Wednesday, 11 May 2011

Sad times.

Hey, it's been a while since i wrote a post.
I'm in the middle of the exams right now, having English Language tomorrow!
I'm not scared at all, more like, completely crushed.
I had a crush on this guy over Easter, and I mentioned him in my previous post I think.
He's the guy that I realized I really had a crush on and wasn't just attracted to.
Never once did I fantasize about him!
Which is like, WOAHHH, for me,hahhaha. He's so easy and fun to talk to, it could never be awkward.
So then I started getting close to him, we became good friends.
I had the best time during the last day of school, not because it really was the best, because in ICT I got to spend time with him, and even with his messily geled hair (we had to dress up), he was still as cute as ever.
Then we got to walk together after ICT across the field and sigh, it was the best.
Then afterwards I got a photo of a hot guy with his 6 pack so yeah that was also great.
Later that day, I asked him out to watch Pirates of the Carribean 4 with me which was coming out near the end of exams.
He said yes, and we texted and talked, it all seemed to be going well.
Next day he texted and said good morning, we were both at school for some revision for the exams.
We talked on the phone for ages that night, 2 hours, and I didn't want to get off the phone with him but he had to go, it ws like, 3 AM at night. :)
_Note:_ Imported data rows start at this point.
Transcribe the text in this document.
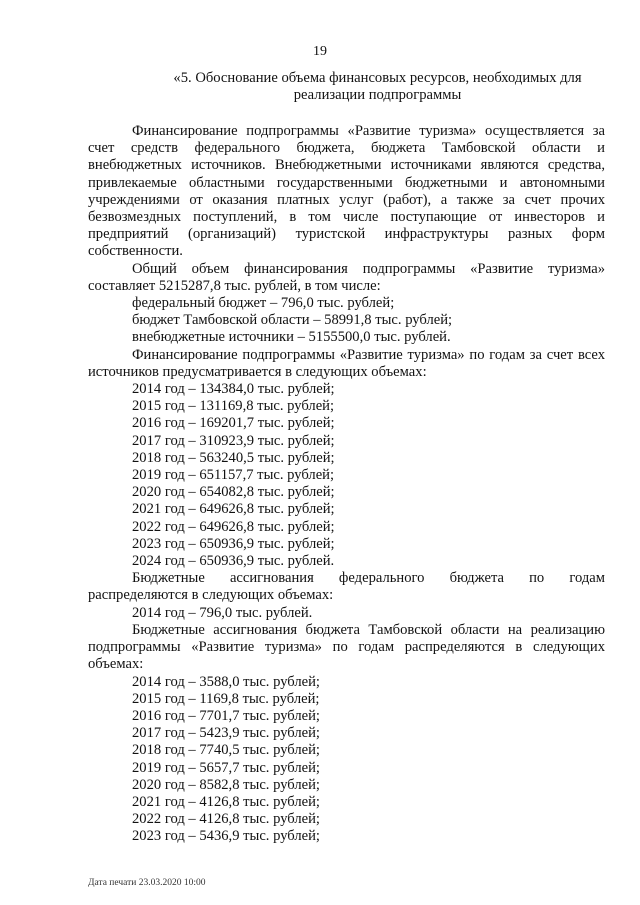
19
«5. Обоснование объема финансовых ресурсов, необходимых для
реализации подпрограммы

Финансирование подпрограммы «Развитие туризма» осуществляется за счет средств федерального бюджета, бюджета Тамбовской области и внебюджетных источников. Внебюджетными источниками являются средства, привлекаемые областными государственными бюджетными и автономными учреждениями от оказания платных услуг (работ), а также за счет прочих безвозмездных поступлений, в том числе поступающие от инвесторов и предприятий (организаций) туристской инфраструктуры разных форм собственности.

Общий объем финансирования подпрограммы «Развитие туризма» составляет 5215287,8 тыс. рублей, в том числе:

федеральный бюджет – 796,0 тыс. рублей;

бюджет Тамбовской области – 58991,8 тыс. рублей;

внебюджетные источники – 5155500,0 тыс. рублей.

Финансирование подпрограммы «Развитие туризма» по годам за счет всех источников предусматривается в следующих объемах:

2014 год – 134384,0 тыс. рублей;

2015 год – 131169,8 тыс. рублей;

2016 год – 169201,7 тыс. рублей;

2017 год – 310923,9 тыс. рублей;

2018 год – 563240,5 тыс. рублей;

2019 год – 651157,7 тыс. рублей;

2020 год – 654082,8 тыс. рублей;

2021 год – 649626,8 тыс. рублей;

2022 год – 649626,8 тыс. рублей;

2023 год – 650936,9 тыс. рублей;

2024 год – 650936,9 тыс. рублей.

Бюджетные ассигнования федерального бюджета по годам

распределяются в следующих объемах:

2014 год – 796,0 тыс. рублей.

Бюджетные ассигнования бюджета Тамбовской области на реализацию подпрограммы «Развитие туризма» по годам распределяются в следующих объемах:

2014 год – 3588,0 тыс. рублей;

2015 год – 1169,8 тыс. рублей;

2016 год – 7701,7 тыс. рублей;

2017 год – 5423,9 тыс. рублей;

2018 год – 7740,5 тыс. рублей;

2019 год – 5657,7 тыс. рублей;

2020 год – 8582,8 тыс. рублей;

2021 год – 4126,8 тыс. рублей;

2022 год – 4126,8 тыс. рублей;

2023 год – 5436,9 тыс. рублей;

Дата печати 23.03.2020 10:00
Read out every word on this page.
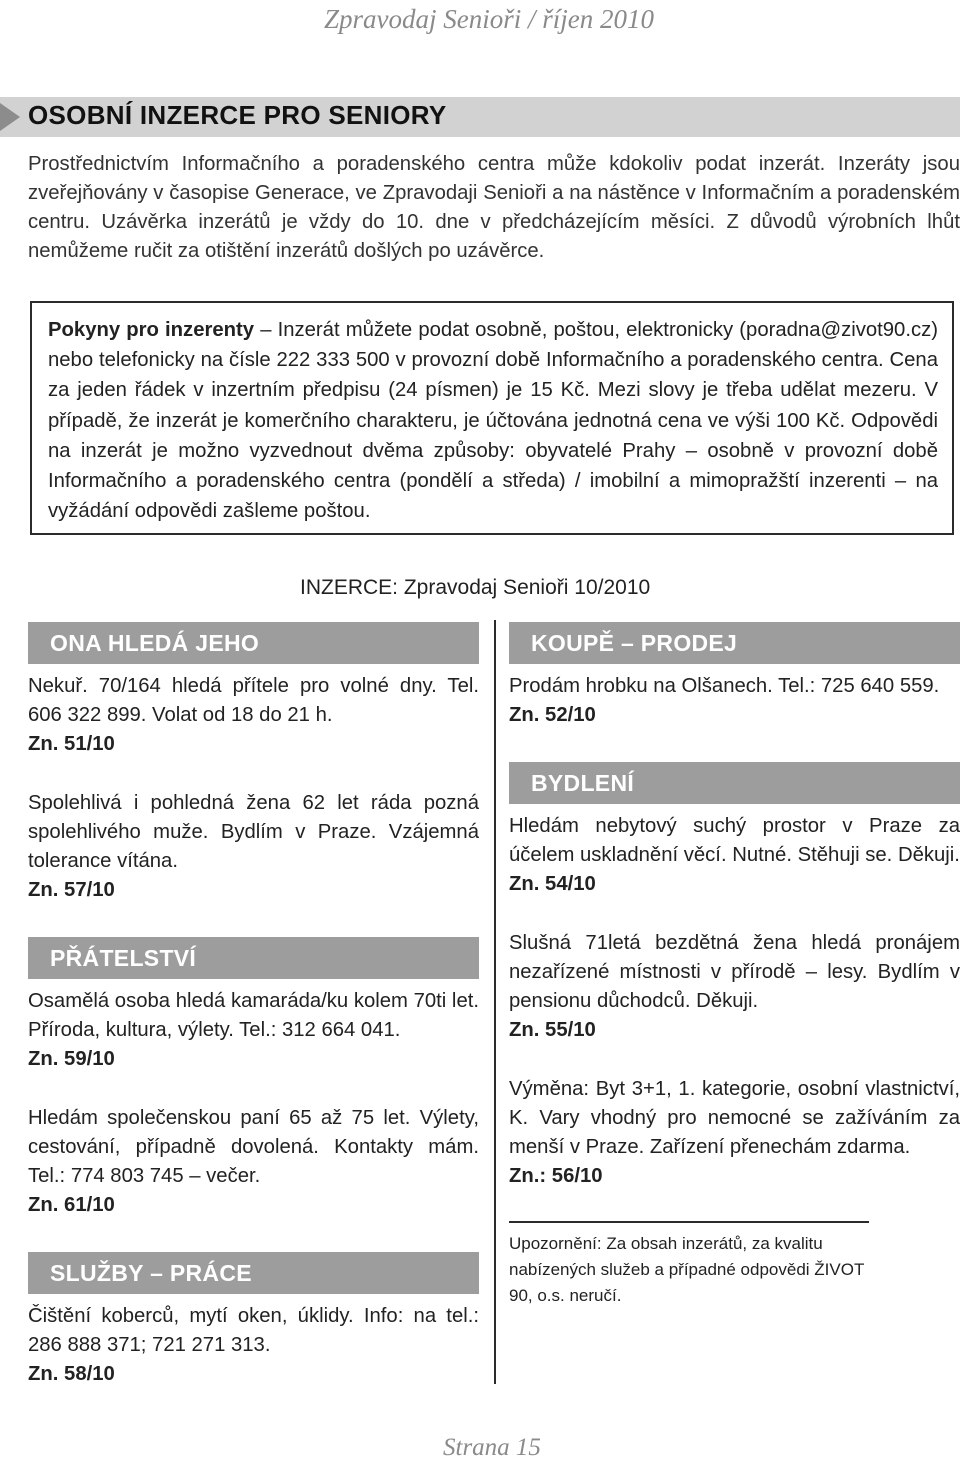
Zpravodaj Senioři / říjen 2010
OSOBNÍ INZERCE PRO SENIORY

Prostřednictvím Informačního a poradenského centra může kdokoliv podat inzerát. Inzeráty jsou zveřejňovány v časopise Generace, ve Zpravodaji Senioři a na nástěnce v Informačním a poradenském centru. Uzávěrka inzerátů je vždy do 10. dne v předcházejícím měsíci. Z důvodů výrobních lhůt nemůžeme ručit za otištění inzerátů došlých po uzávěrce.

Pokyny pro inzerenty – Inzerát můžete podat osobně, poštou, elektronicky (poradna@zivot90.cz) nebo telefonicky na čísle 222 333 500 v provozní době Informačního a poradenského centra. Cena za jeden řádek v inzertním předpisu (24 písmen) je 15 Kč. Mezi slovy je třeba udělat mezeru. V případě, že inzerát je komerčního charakteru, je účtována jednotná cena ve výši 100 Kč. Odpovědi na inzerát je možno vyzvednout dvěma způsoby: obyvatelé Prahy – osobně v provozní době Informačního a poradenského centra (pondělí a středa) / imobilní a mimopražští inzerenti – na vyžádání odpovědi zašleme poštou.

INZERCE: Zpravodaj Senioři 10/2010
ONA HLEDÁ JEHO

Nekuř. 70/164 hledá přítele pro volné dny. Tel. 606 322 899. Volat od 18 do 21 h.

Zn. 51/10

Spolehlivá i pohledná žena 62 let ráda pozná spolehlivého muže. Bydlím v Praze. Vzájemná tolerance vítána.

Zn. 57/10

PŘÁTELSTVÍ

Osamělá osoba hledá kamaráda/ku kolem 70ti let. Příroda, kultura, výlety. Tel.: 312 664 041.

Zn. 59/10

Hledám společenskou paní 65 až 75 let. Výlety, cestování, případně dovolená. Kontakty mám. Tel.: 774 803 745 – večer.

Zn. 61/10

SLUŽBY – PRÁCE

Čištění koberců, mytí oken, úklidy. Info: na tel.: 286 888 371; 721 271 313.

Zn. 58/10

KOUPĚ – PRODEJ

Prodám hrobku na Olšanech. Tel.: 725 640 559.

Zn. 52/10

BYDLENÍ

Hledám nebytový suchý prostor v Praze za účelem uskladnění věcí. Nutné. Stěhuji se. Děkuji.

Zn. 54/10

Slušná 71letá bezdětná žena hledá pronájem nezařízené místnosti v přírodě – lesy. Bydlím v pensionu důchodců. Děkuji.

Zn. 55/10

Výměna: Byt 3+1, 1. kategorie, osobní vlastnictví, K. Vary vhodný pro nemocné se zažíváním za menší v Praze. Zařízení přenechám zdarma.

Zn.: 56/10

Upozornění: Za obsah inzerátů, za kvalitu nabízených služeb a případné odpovědi ŽIVOT 90, o.s. neručí.
Strana 15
Well, as you know, in real life, there are no fairytales, and just a day ago I found out he actually just wanted to be friends with benefits. And he was such an asshole when he said it.
I was confused, heartbroken, disappointed...SO CONFUSED, because I didn't see it coming at ALL.
I thought it was real you know, because during that phone call he talked about it being 'official' and I even told him that he wasn't going to get the things that he thought he would get from me, like sex, and he said he knew. I told him I didn't like how he smoked and all that, and he said he was OK with it and he'll stop, just like that. Three simple words 'Ok I'll stop.' He said in the future I shouldn't be afraid to tell him anything.
That's why I was so confused. What the hell happened?
So now I don't get cute little texts from him anymore, and everytime i see posters and hear ads of Pirates of the Carribean 4, my heart sinks and I think about how such an amazing movie could just be ruined like that before I even saw it.
I still like him though, I can't control how I feel. So it's just back to base again where I still have a secret crush on him and I know it'll never go anywhere.

I keep telling myself that it's OK, because that's life, you learn from your mistakes, but I'm done with learning from my mistakes, I want to stop adding things to my 'do not' list, the longer it gets it just makes me feel so sick knowing I have experienced all these things. All the cliche things in tv shows, betrayal, love, hatred, crushes, desperation. Like when is it ever going to stop? I don't want to be part of the 'STAY STRONG GIRLS, YOU'RE BEAUTIFUL THE WAY YOU ARE' group, it's stupid, it's bullshit. I don't need cheering up, I don't need to be comforted with words such as 'it's OK, theres many other fish in the pond, he's an asshole, he doesn't deserve u.' Shit like that, are lies. It's NOT ok, I want that fish, the one who's an asshole, the one who doesn't deserve me. I'm going to face it, and soon the shitty feeling will go away and it'll be forgotten about in a few years.

Loving the song 'Lee Dewyze - Beautiful like you' atm.